Тогда Фантом уехал за город, отомкнул замок на воротах чудом уцелевшей виллы, запер их за собой и вошел под полузабытую, такую мучительно-родную крышу, растопил углем настоящий камин, долго смотрел на хищный танец огня, прихлебывая коньяк. Когда бутылка кончилась, от откупорил вторую.
Забытый сайбер Макс тоскливо ворочался в углу, по соседству с кочергой и угольным ведерком; шеф Департамента вполголоса тянул протяжные песни северо-западного сектора, растирая по щекам пьяные слезы, рядом валялся разбитый сгоряча уником (Авард не дозвонился).
К полудню следующего дня Фантом проснулся, принял душ, побрился, сменил костюм и стал прежним Фантомом. О Кравиче, случайном человеке, который помог спасти ему жизнь, шеф Департамента вспомнил только через год. Он искренне удивился, не найдя Кравича в своем ведомстве. Сомнения скверного толка пришли чуть попозже. Еще спустя некоторое время, в период эксгумации массовых захоронений периода мятежа, Фантом отдал негласный приказ искать останки человека с номерным (18444) жетоном наблюдателя.

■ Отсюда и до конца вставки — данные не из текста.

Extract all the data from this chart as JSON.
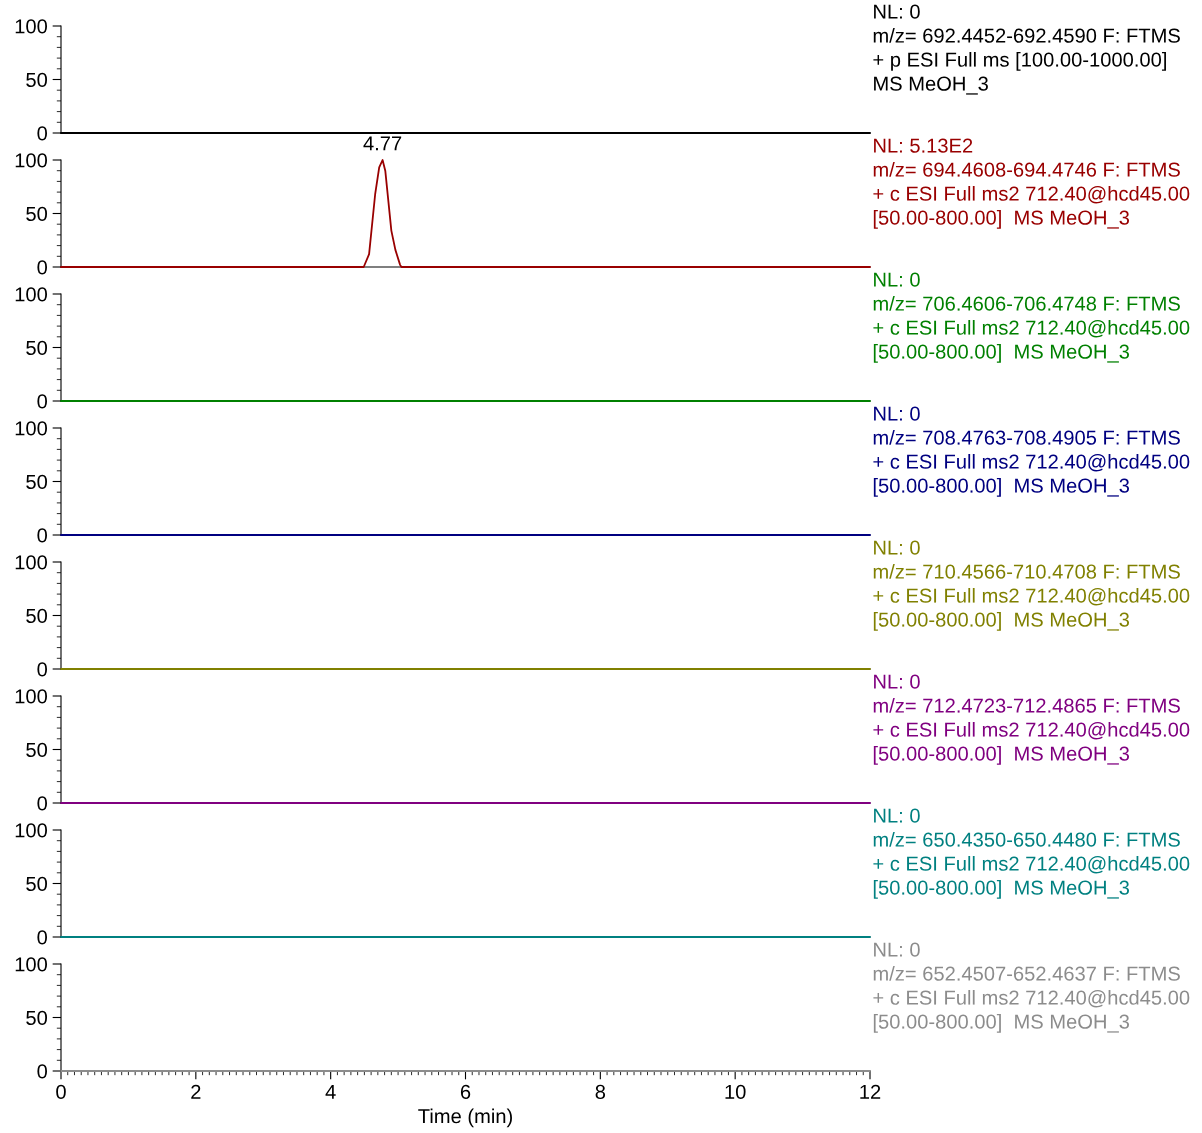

Жетона не нашли. Филиппа Кравича, псионика, инспектора-наблюдателя и героя Каленусии перезахоронили в братской могиле на кладбище Примирения. Вместе со всеми, неопознанным, без имени.
* * *
Хирург на службе Департамента, Алоис Болскин, известный в разное время Мюфу, Кравичу и президенту Барту в качестве Доктора, прожил еще долгие годы, впрочем, жизнь не принесла ему ожидаемого удовлетворения. Болскин провел дни мятежа в безопасности, как личный друг Барта, под охраной гвардии Сената. Еще через пять лет, уже уволенный из Департамента под надуманным предлогом, зато с почетом и блестящим содержанием, он возвращался домой с вечерней прогулки – бледный, чопорный невыразительный человечек в плаще, с аккуратной щеточкой усов и морщинистым лбом.
…Его сбили с ног подсечкой, рот залепили куском пластыря, глаза завязали платком, в подвале неизвестного дома прикрутили к медицинскому креслу и только тогда сорвали платок с лица…
Трое парней в масках звонко перебирали инструменты. Доктор попытался вырваться из тисков, но мог лишь бессильно трепыхаться. Похититель постарше зачитал от руки написанный приговор, глаза пленника, прежде похожие на окна в пустую комнату, выкатились из орбит, материя брюк треснула под ножом.
Скорее всего, они были студентами-медиками, из тех, кто еще подростком потерял семью в репрессиях – Доктор выжил и жил еще очень долго, его кастрировали профессионально.